С крыши бревенчатого дома лесника свисали сосульки. Труба не дымила наверху, хотя, пожалуй, попахивало дымом. А за окнами были цветы, и в одном окне сидел над цветами, непонятно на чем, попугай. Он был белый, сидел, опустив хвост. Только подойдя ближе, я понял, что это кошка.
Баба Фая боком, пыхтя, влезла на крыльцо и стала дергать, а потом кулаком тарабанить в дверь. Переждала немного. Опять затарабанила.
Я пошел наконец - Аня следом - вокруг дома, заглядывая в каждое окно. Но ничего там не было видно, стекла запотели. Между рамами лежал вместо ваты бледный зеленоватый мох, я прижался к холодному стеклу лбом: пушились маленькие ветки, мохнатые маленькие стволы.
- Что это?.. - тихо спросила Аня у меня за спиной, и я обернулся.
Поодаль был небольшой холм, укрытый еловыми лапами. Сверху торчала новенькая прямоугольная жестянка.
- Егоров Павел Лукич, - прочел я, нагнувшись. - Восемь... Восемь дней только, - я показал на дату на жестянке.
- Это лесник?.. - Аня тронула меня за рукав.
- Не знаю, - прошептал я.
Опять стало слышно, как баба Фая с той стороны затарабанила в дверь.
- Пойдемте... - умоляюще потянула Аня меня за рукав. - Поищем маму.
Она тянула меня, и я, шагнув за ней к сараю, приоткрыл заскрипевшую дверь.
Было темно, и пахло сыростью, подгнившими овощами. Я распахнул дверь пошире: под ногами расползалась разноцветная куча.
Я наклонился и протянул руку. Это была проросшая картошка. Наверное, разных сортов.
Из грязной кучи поднимались вверх фиолетовые небольшие ветвистые рога и тут же - белые стрелы с красными словно бы ягодами, а рядом, на светлых ветвях, желтоватые, друг над другом круглые картофелины. Будто вся куча под ногами была в бутонах.
- Погодите, - сказала Аня, не поворачиваясь. Она плечом прислонялась к косяку, платок у нее размотался и упал, короткие темные волосы свесились на половину лица. - Там... Это, наверно, запах?
- Какой запах?.. Стойте! - крикнул я, глядя, как она вдруг гнется вперед, у нее подламываются колени. - Слушайте... - Я схватил ее. Вставайте! - закричал я в отчаянье, потому что не мог больше удерживать: она выскальзывала, обвиснув и оседая в картошку, неправдоподобно тяжелая, вверх поднималась одна дубленая куртка. - Вставайте! - кричал я. - Вставайте!

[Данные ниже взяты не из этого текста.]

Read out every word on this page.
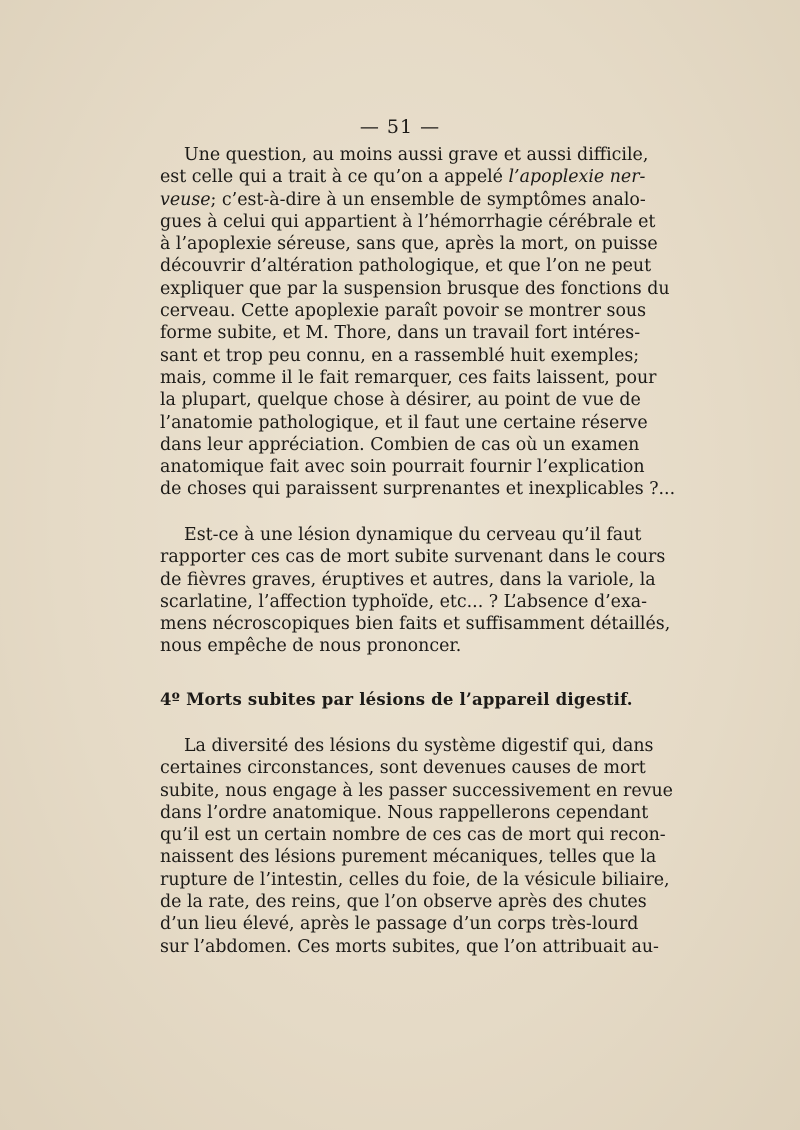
— 51 —
Une question, au moins aussi grave et aussi difficile,
est celle qui a trait à ce qu’on a appelé l’apoplexie ner-
veuse; c’est-à-dire à un ensemble de symptômes analo-
gues à celui qui appartient à l’hémorrhagie cérébrale et
à l’apoplexie séreuse, sans que, après la mort, on puisse
découvrir d’altération pathologique, et que l’on ne peut
expliquer que par la suspension brusque des fonctions du
cerveau. Cette apoplexie paraît povoir se montrer sous
forme subite, et M. Thore, dans un travail fort intéres-
sant et trop peu connu, en a rassemblé huit exemples;
mais, comme il le fait remarquer, ces faits laissent, pour
la plupart, quelque chose à désirer, au point de vue de
l’anatomie pathologique, et il faut une certaine réserve
dans leur appréciation. Combien de cas où un examen
anatomique fait avec soin pourrait fournir l’explication
de choses qui paraissent surprenantes et inexplicables ?...
Est-ce à une lésion dynamique du cerveau qu’il faut
rapporter ces cas de mort subite survenant dans le cours
de fièvres graves, éruptives et autres, dans la variole, la
scarlatine, l’affection typhoïde, etc... ? L’absence d’exa-
mens nécroscopiques bien faits et suffisamment détaillés,
nous empêche de nous prononcer.
4º Morts subites par lésions de l’appareil digestif.
La diversité des lésions du système digestif qui, dans
certaines circonstances, sont devenues causes de mort
subite, nous engage à les passer successivement en revue
dans l’ordre anatomique. Nous rappellerons cependant
qu’il est un certain nombre de ces cas de mort qui recon-
naissent des lésions purement mécaniques, telles que la
rupture de l’intestin, celles du foie, de la vésicule biliaire,
de la rate, des reins, que l’on observe après des chutes
d’un lieu élevé, après le passage d’un corps très-lourd
sur l’abdomen. Ces morts subites, que l’on attribuait au-
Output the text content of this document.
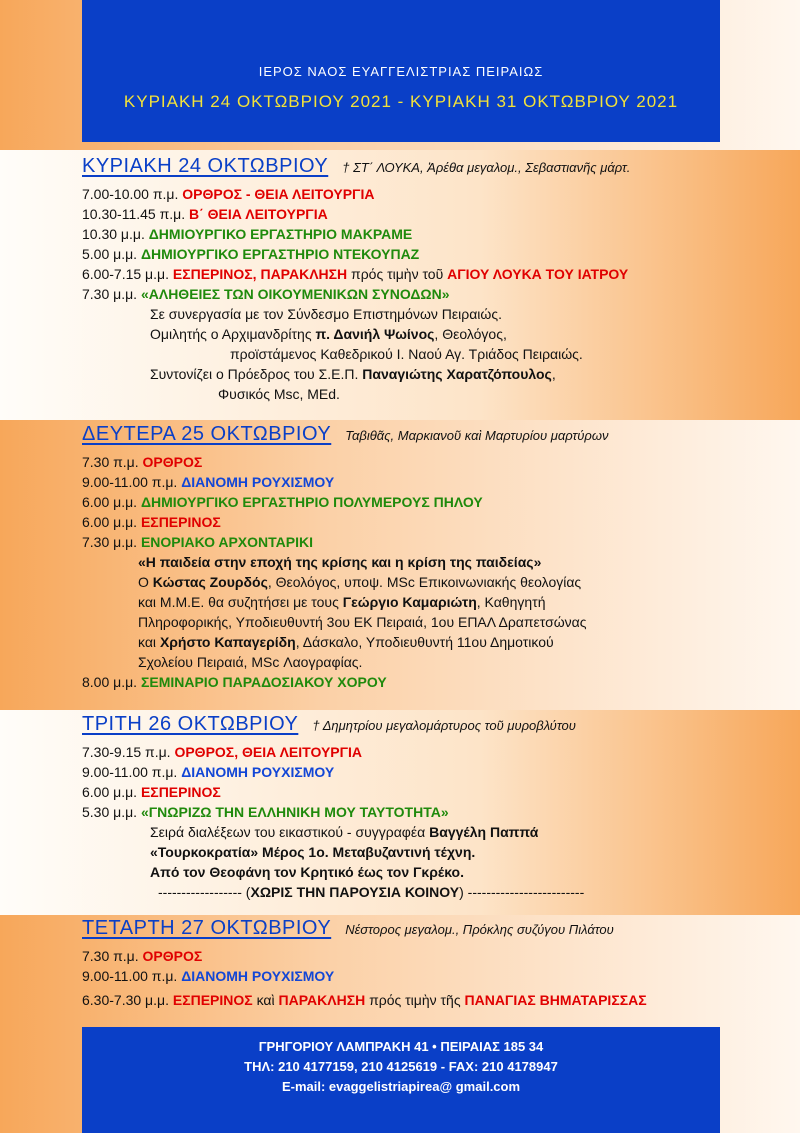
ΙΕΡΟΣ ΝΑΟΣ ΕΥΑΓΓΕΛΙΣΤΡΙΑΣ ΠΕΙΡΑΙΩΣ
ΚΥΡΙΑΚΗ 24 ΟΚΤΩΒΡΙΟΥ 2021 - ΚΥΡΙΑΚΗ 31 ΟΚΤΩΒΡΙΟΥ 2021
ΚΥΡΙΑΚΗ 24 ΟΚΤΩΒΡΙΟΥ † ΣΤ΄ ΛΟΥΚΑ, Ἀρέθα μεγαλομ., Σεβαστιανῆς μάρτ.
7.00-10.00 π.μ. ΟΡΘΡΟΣ - ΘΕΙΑ ΛΕΙΤΟΥΡΓΙΑ
10.30-11.45 π.μ. Β΄ ΘΕΙΑ ΛΕΙΤΟΥΡΓΙΑ
10.30 μ.μ. ΔΗΜΙΟΥΡΓΙΚΟ ΕΡΓΑΣΤΗΡΙΟ ΜΑΚΡΑΜΕ
5.00 μ.μ. ΔΗΜΙΟΥΡΓΙΚΟ ΕΡΓΑΣΤΗΡΙΟ ΝΤΕΚΟΥΠΑΖ
6.00-7.15 μ.μ. ΕΣΠΕΡΙΝΟΣ, ΠΑΡΑΚΛΗΣΗ πρός τιμὴν τοῦ ΑΓΙΟΥ ΛΟΥΚΑ ΤΟΥ ΙΑΤΡΟΥ
7.30 μ.μ. «ΑΛΗΘΕΙΕΣ ΤΩΝ ΟΙΚΟΥΜΕΝΙΚΩΝ ΣΥΝΟΔΩΝ»
Σε συνεργασία με τον Σύνδεσμο Επιστημόνων Πειραιώς.
Ομιλητής ο Αρχιμανδρίτης π. Δανιήλ Ψωίνος, Θεολόγος,
προϊστάμενος Καθεδρικού Ι. Ναού Αγ. Τριάδος Πειραιώς.
Συντονίζει ο Πρόεδρος του Σ.Ε.Π. Παναγιώτης Χαρατζόπουλος,
Φυσικός Msc, MEd.
ΔΕΥΤΕΡΑ 25 ΟΚΤΩΒΡΙΟΥ Ταβιθᾶς, Μαρκιανοῦ καὶ Μαρτυρίου μαρτύρων
7.30 π.μ. ΟΡΘΡΟΣ
9.00-11.00 π.μ. ΔΙΑΝΟΜΗ ΡΟΥΧΙΣΜΟΥ
6.00 μ.μ. ΔΗΜΙΟΥΡΓΙΚΟ ΕΡΓΑΣΤΗΡΙΟ ΠΟΛΥΜΕΡΟΥΣ ΠΗΛΟΥ
6.00 μ.μ. ΕΣΠΕΡΙΝΟΣ
7.30 μ.μ. ΕΝΟΡΙΑΚΟ ΑΡΧΟΝΤΑΡΙΚΙ
«Η παιδεία στην εποχή της κρίσης και η κρίση της παιδείας»
Ο Κώστας Ζουρδός, Θεολόγος, υποψ. MSc Επικοινωνιακής θεολογίας
και Μ.Μ.Ε. θα συζητήσει με τους Γεώργιο Καμαριώτη, Καθηγητή
Πληροφορικής, Υποδιευθυντή 3ου ΕΚ Πειραιά, 1ου ΕΠΑΛ Δραπετσώνας
και Χρήστο Καπαγερίδη, Δάσκαλο, Υποδιευθυντή 11ου Δημοτικού
Σχολείου Πειραιά, MSc Λαογραφίας.
8.00 μ.μ. ΣΕΜΙΝΑΡΙΟ ΠΑΡΑΔΟΣΙΑΚΟΥ ΧΟΡΟΥ
ΤΡΙΤΗ 26 ΟΚΤΩΒΡΙΟΥ † Δημητρίου μεγαλομάρτυρος τοῦ μυροβλύτου
7.30-9.15 π.μ. ΟΡΘΡΟΣ, ΘΕΙΑ ΛΕΙΤΟΥΡΓΙΑ
9.00-11.00 π.μ. ΔΙΑΝΟΜΗ ΡΟΥΧΙΣΜΟΥ
6.00 μ.μ. ΕΣΠΕΡΙΝΟΣ
5.30 μ.μ. «ΓΝΩΡΙΖΩ ΤΗΝ ΕΛΛΗΝΙΚΗ ΜΟΥ ΤΑΥΤΟΤΗΤΑ»
Σειρά διαλέξεων του εικαστικού - συγγραφέα Βαγγέλη Παππά
«Τουρκοκρατία» Μέρος 1ο. Μεταβυζαντινή τέχνη.
Από τον Θεοφάνη τον Κρητικό έως τον Γκρέκο.
------------------ (ΧΩΡΙΣ ΤΗΝ ΠΑΡΟΥΣΙΑ ΚΟΙΝΟΥ) -------------------------
ΤΕΤΑΡΤΗ 27 ΟΚΤΩΒΡΙΟΥ Νέστορος μεγαλομ., Πρόκλης συζύγου Πιλάτου
7.30 π.μ. ΟΡΘΡΟΣ
9.00-11.00 π.μ. ΔΙΑΝΟΜΗ ΡΟΥΧΙΣΜΟΥ
6.30-7.30 μ.μ. ΕΣΠΕΡΙΝΟΣ καὶ ΠΑΡΑΚΛΗΣΗ πρός τιμὴν τῆς ΠΑΝΑΓΙΑΣ ΒΗΜΑΤΑΡΙΣΣΑΣ
ΓΡΗΓΟΡΙΟΥ ΛΑΜΠΡΑΚΗ 41 • ΠΕΙΡΑΙΑΣ 185 34
ΤΗΛ: 210 4177159, 210 4125619 - FAX: 210 4178947
E-mail: evaggelistriapirea@ gmail.com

На ее скуластом лице под совершенно мертвыми приоткрытыми глазами стали проступать пятна веснушек.
Я выволок ее из сарая и усадил в сугроб, как мешок, придержал за плечо. Набрал полную пригоршню снега и принялся, не разбирая, тереть лоб, нос, щеки. Голова ее моталась из стороны в сторону под моей рукой.
Когда подтянула она наконец ноги к животу и стала оттирать ладонью лицо и отплевывать снег, подбирая пальцем пряди волос, я присел рядом на корточки.
Ее лицо было все красное и вовсе не такое молодое, она смотрела на меня с испугом.
- Господи, - сказал я, - да ведь я тоже испугался, слушайте, у вас бывает такое?
- Нет. А что было? Я ж спала. Но тут какая-то тетка стала кричать, и таким грубым голосом, чтобы скорей убиралась отсюда! Убиралась скорей отсюда.